Bizi ortaçağ cahiliye dönemine dönüştürüp, terakki ve yücelmeden geri bırakan altı tane hastalık vardır.
Bu altı hastalıktan birisi ümitsizliktir.
İkincisi: Dürüstlük ve sadakatin aramızdan ölmesidir.
Üçüncüsü: Düşmanlığa muhabbet beslemek, onu sevmek ve bağrımıza basmaktır.
Dördüncü ise cehalettir.
Cehaleti yok etmek için nurlu bir rabıta ile insanları birbirine bağlamak.

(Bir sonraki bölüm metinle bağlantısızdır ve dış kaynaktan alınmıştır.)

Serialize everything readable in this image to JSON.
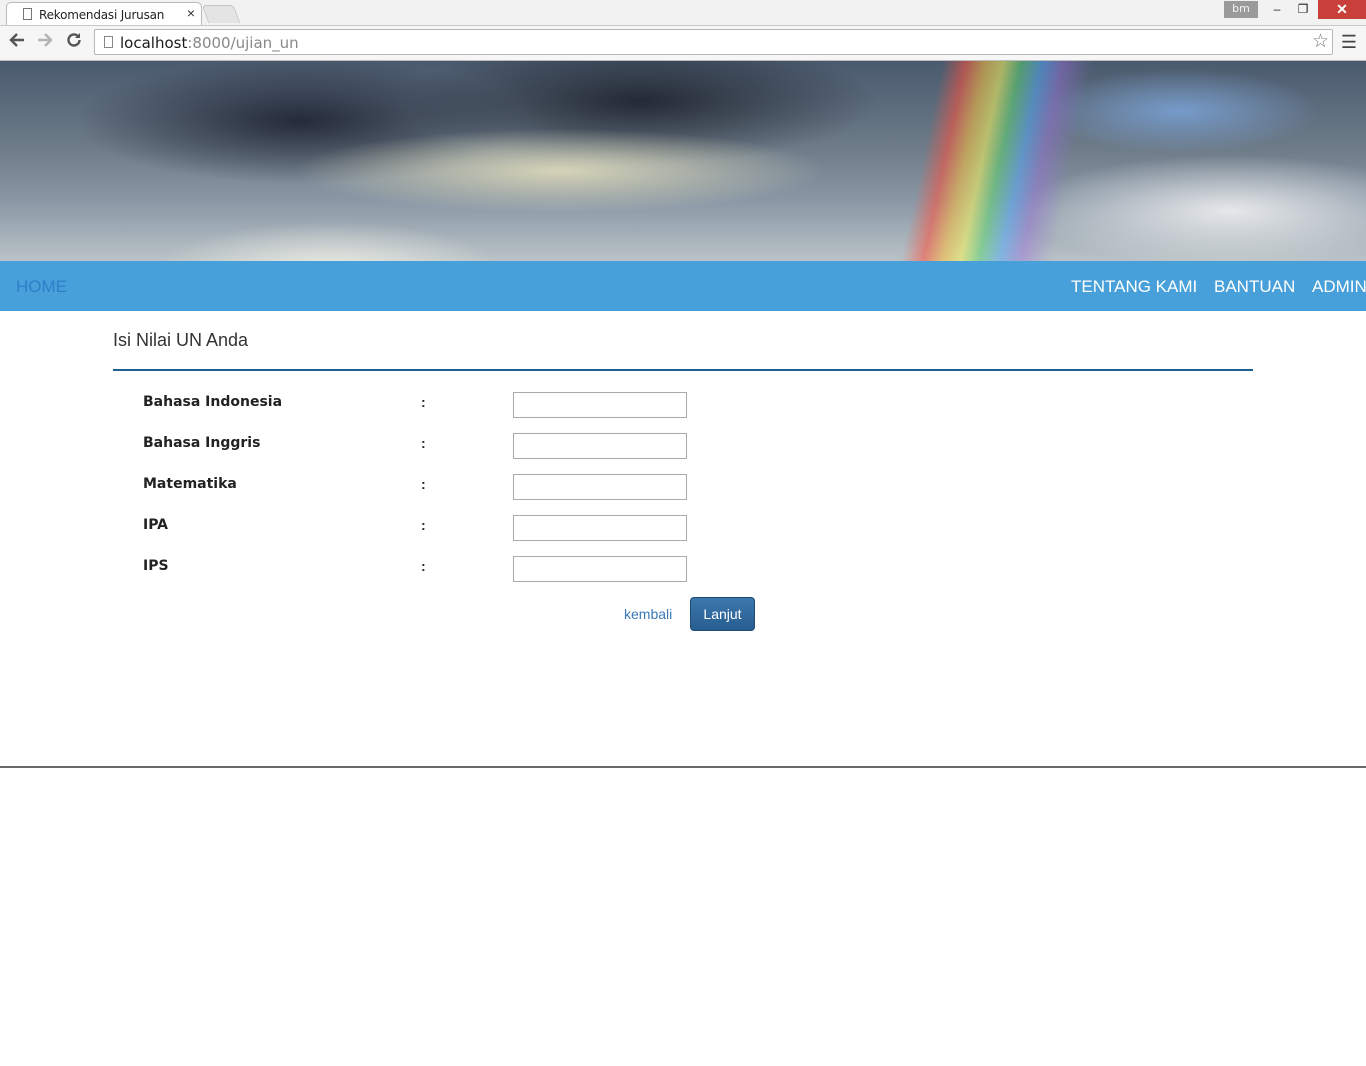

Beşincisi: mutlak istibdat, zulmün değişik yöntemleriyle toplumun arasına yayılmak ve onunla teselli bulmak.
Altıncısı: tüm himmetlerimizi, ciddiyetimizi, kişisel ranta bağlamaktır”
***
İşte Bediüzzaman Hazretleri 104 sene evvel, ümmetin geri kalışının sebebini bu altı ana unsura bağlarken, biz hala da ümmet olarak kendimize çekidüzen veremeyip, bunlarla günümüzü geçiştiriyoruz.
Batı emperyalizmi de bizi bunlarla oyalayıp, kandırıyor ve sırtımıza biniyor.

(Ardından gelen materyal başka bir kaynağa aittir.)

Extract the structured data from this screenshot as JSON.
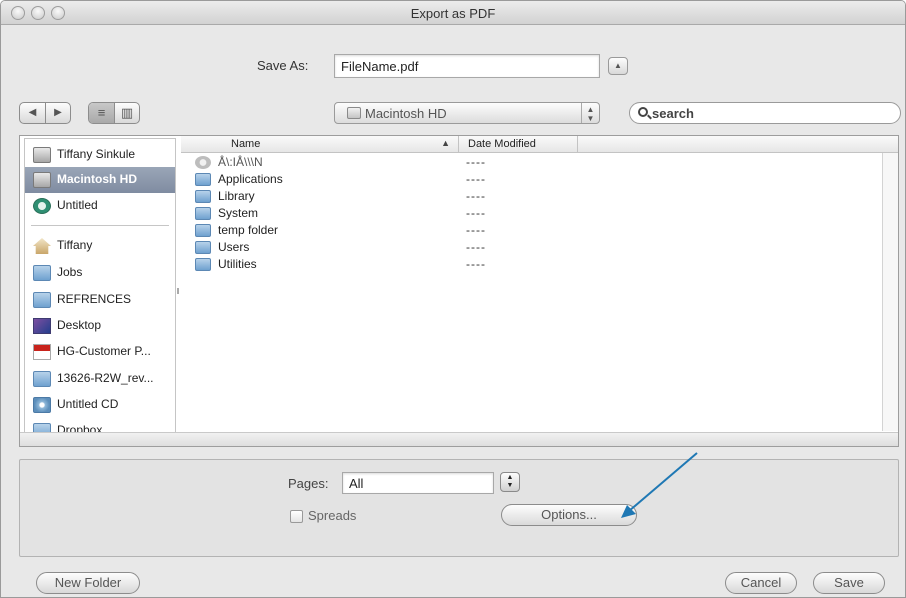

İşte o altı ana unsurlardan birisi de sıdkın, sadakatin ve istikametin toplum arasından göç edip gitmesi ile düşmanlığı davet etmiş ve o düşmanlığa da biz sımsıkı sarılmışız, besliyoruz aramızda.

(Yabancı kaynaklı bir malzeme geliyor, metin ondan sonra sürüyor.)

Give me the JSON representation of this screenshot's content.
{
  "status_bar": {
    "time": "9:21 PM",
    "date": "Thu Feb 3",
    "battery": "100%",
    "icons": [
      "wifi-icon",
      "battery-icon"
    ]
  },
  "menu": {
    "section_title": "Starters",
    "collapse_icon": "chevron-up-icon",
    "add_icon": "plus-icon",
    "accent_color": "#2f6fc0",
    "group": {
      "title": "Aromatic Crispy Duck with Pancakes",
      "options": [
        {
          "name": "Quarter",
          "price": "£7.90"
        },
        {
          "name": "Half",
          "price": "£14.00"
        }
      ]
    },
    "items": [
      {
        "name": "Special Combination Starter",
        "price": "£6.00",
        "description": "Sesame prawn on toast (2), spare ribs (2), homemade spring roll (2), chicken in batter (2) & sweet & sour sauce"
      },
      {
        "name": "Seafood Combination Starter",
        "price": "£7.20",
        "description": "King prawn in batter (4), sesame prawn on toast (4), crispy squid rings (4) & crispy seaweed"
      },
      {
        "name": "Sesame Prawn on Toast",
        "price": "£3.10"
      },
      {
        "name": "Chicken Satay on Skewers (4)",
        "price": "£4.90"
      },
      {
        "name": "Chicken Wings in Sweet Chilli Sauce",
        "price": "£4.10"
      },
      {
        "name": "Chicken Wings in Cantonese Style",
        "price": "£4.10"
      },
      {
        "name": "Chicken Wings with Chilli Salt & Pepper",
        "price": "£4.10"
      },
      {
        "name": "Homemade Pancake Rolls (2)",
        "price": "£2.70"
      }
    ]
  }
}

Cehaletle, irtibatlaşarak kendimize teselli buluyoruz.
Böyle olmazsa, bugün yüzde 52 oy ile iktidara gelen Muhammed Mursi kardeşimiz, kaşla göz arasında yüz arkadaşıyla beraber idam cezasına çarptırılmazdı.
Ve ne yazık ki, sözde Müslüman’ım diyen piyon devletçiklerden ses seda çıkmazken, ancak Türkiye Cumhuriyeti devletinin başındaki Cumhurbaşkanı muhterem Recep Tayyip Erdoğan beyefendi tarafından halkı ümitlendirerek, Mursi’ye ve ihvanlara sahip çıkmaktadır.
Peki, muhalefet partileri ne diyorlar?
Onlar da ne yazık ki emperyalist ülkelerin birer uzantısı durumunda olan hain planları bir an evvel yürürlüğe sokmak için gerek Doğan medyası olsun, gerek diğer batı hayranı medya olsun.
Kına yakmaktan geri kalmamaktadırlar.
Evet, sevgili okurlar.
Gerçekten, aramızda sıdkın, sadakatin, dürüstlüğün, istikametin yok olup gitmesi, geri kalmışlığımızın ve çöküşümüzün temel nedenlerinden birisidir.
En derin saygı ve sevgilerimle.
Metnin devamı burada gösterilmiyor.